Turkcell'in New York Borsası'ndaki 15'inci yılı gong töreni için
buradayız. A Haber Ekonomi Müdürü Özlem Doğaner ve
meslektaşımız İlkin Öndeş ile meşhur 5'inci Cadde'deki
Türk markamız Simit Sarayı'nda kahvaltıdayız. Son derece şık
tasarlanmış Simit Sarayı'nda müdür Hüseyin Enç, New
Yorkluların simidi ne kadar çok sevdiğini anlatıyor.

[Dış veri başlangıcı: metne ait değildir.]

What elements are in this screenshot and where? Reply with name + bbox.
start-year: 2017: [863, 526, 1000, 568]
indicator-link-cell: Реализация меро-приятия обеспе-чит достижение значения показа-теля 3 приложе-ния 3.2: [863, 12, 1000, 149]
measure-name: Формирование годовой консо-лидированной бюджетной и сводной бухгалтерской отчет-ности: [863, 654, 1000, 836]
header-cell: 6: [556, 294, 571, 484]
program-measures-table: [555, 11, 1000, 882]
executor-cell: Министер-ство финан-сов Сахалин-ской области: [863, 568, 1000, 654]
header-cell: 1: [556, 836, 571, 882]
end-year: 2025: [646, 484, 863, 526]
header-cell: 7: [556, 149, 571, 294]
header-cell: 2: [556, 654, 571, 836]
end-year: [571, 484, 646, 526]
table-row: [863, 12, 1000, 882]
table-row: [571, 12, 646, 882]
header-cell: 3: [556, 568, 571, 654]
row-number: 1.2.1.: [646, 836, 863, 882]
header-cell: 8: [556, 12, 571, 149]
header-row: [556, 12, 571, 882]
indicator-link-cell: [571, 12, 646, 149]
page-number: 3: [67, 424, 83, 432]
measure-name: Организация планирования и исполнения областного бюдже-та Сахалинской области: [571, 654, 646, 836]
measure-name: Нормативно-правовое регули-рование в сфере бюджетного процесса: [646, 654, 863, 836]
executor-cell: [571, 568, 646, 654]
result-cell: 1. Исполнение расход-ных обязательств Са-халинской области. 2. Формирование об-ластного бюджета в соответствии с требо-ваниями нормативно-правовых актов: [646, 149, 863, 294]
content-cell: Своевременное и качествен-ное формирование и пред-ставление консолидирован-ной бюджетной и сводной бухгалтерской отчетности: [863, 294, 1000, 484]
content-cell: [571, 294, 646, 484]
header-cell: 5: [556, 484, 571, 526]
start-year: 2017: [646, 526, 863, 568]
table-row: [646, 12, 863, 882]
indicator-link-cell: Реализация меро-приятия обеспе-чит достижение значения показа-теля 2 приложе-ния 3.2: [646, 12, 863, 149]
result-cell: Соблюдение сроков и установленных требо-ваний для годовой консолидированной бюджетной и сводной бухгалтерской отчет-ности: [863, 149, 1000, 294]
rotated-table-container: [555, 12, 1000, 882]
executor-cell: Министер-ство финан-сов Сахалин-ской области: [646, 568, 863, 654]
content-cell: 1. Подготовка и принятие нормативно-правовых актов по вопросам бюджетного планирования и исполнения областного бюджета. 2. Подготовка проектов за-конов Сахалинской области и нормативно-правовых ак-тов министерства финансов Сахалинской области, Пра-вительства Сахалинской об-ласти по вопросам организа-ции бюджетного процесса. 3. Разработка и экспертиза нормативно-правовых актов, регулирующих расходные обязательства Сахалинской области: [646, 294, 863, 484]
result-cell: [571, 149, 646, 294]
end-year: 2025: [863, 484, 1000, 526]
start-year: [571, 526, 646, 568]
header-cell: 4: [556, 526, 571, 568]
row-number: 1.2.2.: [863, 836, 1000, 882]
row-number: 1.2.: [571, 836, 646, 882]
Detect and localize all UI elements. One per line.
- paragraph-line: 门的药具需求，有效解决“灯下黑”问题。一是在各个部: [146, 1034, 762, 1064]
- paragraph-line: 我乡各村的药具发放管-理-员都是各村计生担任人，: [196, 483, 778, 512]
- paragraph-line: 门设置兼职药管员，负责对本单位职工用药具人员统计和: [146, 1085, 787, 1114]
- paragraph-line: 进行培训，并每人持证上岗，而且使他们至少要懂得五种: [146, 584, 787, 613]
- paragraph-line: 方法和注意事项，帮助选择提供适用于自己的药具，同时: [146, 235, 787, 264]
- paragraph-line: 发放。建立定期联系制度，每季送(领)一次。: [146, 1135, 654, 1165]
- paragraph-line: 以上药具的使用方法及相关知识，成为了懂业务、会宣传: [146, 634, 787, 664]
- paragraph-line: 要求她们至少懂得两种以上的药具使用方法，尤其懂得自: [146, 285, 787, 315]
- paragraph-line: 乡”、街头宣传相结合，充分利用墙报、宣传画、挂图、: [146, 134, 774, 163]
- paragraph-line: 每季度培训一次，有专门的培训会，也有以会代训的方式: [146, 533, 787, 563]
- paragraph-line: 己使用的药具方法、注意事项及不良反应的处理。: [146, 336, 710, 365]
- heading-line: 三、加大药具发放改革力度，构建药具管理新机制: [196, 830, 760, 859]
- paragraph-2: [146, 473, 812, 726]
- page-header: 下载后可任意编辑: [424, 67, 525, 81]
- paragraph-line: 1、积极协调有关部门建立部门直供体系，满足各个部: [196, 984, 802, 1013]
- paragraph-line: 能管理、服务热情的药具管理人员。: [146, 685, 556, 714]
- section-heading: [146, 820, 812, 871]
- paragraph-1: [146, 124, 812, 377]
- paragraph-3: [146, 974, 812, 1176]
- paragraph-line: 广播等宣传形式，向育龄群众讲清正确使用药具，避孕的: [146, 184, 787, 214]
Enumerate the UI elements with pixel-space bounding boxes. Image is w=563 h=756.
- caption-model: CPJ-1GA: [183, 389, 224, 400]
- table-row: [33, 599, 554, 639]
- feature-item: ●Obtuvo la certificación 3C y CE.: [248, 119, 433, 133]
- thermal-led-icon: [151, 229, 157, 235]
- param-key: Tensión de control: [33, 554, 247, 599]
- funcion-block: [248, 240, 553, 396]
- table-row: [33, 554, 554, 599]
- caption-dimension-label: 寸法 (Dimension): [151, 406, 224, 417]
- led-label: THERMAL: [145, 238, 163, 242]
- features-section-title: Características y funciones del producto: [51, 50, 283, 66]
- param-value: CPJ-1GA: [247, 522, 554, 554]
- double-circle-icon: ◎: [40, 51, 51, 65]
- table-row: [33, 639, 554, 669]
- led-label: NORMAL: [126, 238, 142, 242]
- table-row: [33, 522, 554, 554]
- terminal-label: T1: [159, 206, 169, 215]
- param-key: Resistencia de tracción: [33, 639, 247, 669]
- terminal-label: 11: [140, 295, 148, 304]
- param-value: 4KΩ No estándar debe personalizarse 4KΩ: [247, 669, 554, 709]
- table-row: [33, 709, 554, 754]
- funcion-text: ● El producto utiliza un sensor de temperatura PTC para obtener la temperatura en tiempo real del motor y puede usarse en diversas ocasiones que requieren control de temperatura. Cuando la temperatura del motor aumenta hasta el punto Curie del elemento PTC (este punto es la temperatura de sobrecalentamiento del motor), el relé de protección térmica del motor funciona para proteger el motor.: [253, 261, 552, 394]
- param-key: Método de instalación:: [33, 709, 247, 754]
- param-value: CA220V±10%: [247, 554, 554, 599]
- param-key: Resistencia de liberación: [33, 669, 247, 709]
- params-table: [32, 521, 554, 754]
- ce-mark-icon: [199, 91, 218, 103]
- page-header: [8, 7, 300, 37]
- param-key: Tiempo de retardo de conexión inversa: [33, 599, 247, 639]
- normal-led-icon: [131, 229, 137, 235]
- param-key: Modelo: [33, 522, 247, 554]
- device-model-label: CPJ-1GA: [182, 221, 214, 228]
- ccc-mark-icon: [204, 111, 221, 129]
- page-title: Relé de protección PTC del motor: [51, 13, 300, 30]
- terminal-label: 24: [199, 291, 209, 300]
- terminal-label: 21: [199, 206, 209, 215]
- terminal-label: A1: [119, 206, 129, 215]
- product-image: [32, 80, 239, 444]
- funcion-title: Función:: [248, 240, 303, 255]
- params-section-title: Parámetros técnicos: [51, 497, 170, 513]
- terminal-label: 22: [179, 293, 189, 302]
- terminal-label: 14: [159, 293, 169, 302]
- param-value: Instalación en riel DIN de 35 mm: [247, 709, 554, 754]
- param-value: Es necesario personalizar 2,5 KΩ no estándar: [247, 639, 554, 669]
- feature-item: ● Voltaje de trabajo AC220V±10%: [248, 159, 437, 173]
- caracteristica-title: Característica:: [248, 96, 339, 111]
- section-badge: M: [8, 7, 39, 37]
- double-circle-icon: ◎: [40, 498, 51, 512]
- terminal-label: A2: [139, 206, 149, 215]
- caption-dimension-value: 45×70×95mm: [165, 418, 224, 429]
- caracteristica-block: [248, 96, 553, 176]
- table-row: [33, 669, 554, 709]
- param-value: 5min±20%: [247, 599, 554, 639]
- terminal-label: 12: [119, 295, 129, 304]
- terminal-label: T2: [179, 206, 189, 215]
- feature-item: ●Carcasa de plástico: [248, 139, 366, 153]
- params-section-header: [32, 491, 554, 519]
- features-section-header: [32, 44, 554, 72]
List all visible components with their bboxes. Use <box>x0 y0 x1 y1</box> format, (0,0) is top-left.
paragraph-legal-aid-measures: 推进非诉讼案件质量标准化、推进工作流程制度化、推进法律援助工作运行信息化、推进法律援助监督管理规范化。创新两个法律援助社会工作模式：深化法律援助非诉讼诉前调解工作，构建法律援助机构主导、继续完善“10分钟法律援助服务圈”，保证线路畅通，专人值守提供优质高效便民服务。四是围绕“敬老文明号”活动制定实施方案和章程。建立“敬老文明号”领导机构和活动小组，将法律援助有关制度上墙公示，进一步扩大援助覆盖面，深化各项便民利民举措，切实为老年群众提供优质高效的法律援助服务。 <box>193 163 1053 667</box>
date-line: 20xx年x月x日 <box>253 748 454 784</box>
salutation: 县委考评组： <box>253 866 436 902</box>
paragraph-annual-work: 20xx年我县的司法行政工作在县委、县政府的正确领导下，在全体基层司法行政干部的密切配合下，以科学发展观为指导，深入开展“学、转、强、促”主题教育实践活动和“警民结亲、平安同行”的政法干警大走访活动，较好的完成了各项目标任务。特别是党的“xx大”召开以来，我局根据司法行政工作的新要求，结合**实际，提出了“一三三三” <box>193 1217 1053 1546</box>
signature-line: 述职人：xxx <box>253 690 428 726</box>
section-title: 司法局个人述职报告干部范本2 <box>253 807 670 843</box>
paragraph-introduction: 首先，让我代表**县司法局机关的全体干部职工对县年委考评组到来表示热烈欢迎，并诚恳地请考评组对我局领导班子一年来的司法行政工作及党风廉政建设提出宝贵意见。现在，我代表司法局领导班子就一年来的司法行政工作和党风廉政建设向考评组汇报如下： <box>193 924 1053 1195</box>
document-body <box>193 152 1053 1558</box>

Söylediği, simit gibi bizim geleneksel yiyeceğimizin, onlarca
uygulamasıyla küreselgörücüye çıktığı bu gibi yurtdışı
mağazalarda son derece beğenildiği... Amerikalılar bu ilginç
lezzeti benimsemiş ve bu da Simit Sarayı İcra Kurulu
Başkanı Abdullah Kavukçu'ya yeni yatırımlar için cesaret
vermiş...
Simit gibi tamamen bize ait bu ürün, küresel marka olur
mu? Eğer lezzeti ve ürünü "simit dünyası" üzerine inşa eder ve
sabrederseniz olur... Vitrindeki ürünleri incelediğimde şunu fark
ettim: Abdullah bey, simide dair her şeyi yapmış
ve her şeyin de simitle bağını kurmayı başarmış. Geriye,
marka olmanın sancılı yönü, sabretmek kalıyor.
Kahvaltı yaparken İstanbul'dan konuştuğumuz Abdullah bey, 5 yıllık
hedeflerinin 1500 mağaza olduğunu söylüyor.
2015'i 108'i yurtdışında olmak üzere 450 mağaza ile
kapatacak biri için pekâlâ varılacak bir hedef bu...
Nitekim bir sonraki mağaza Time Square'da yani dünyanın
metrekare kirası en pahalı meydanında açılıyor gelecek yıl.
Şirketin operasyonları da Londra'da merkezîleştirilecek.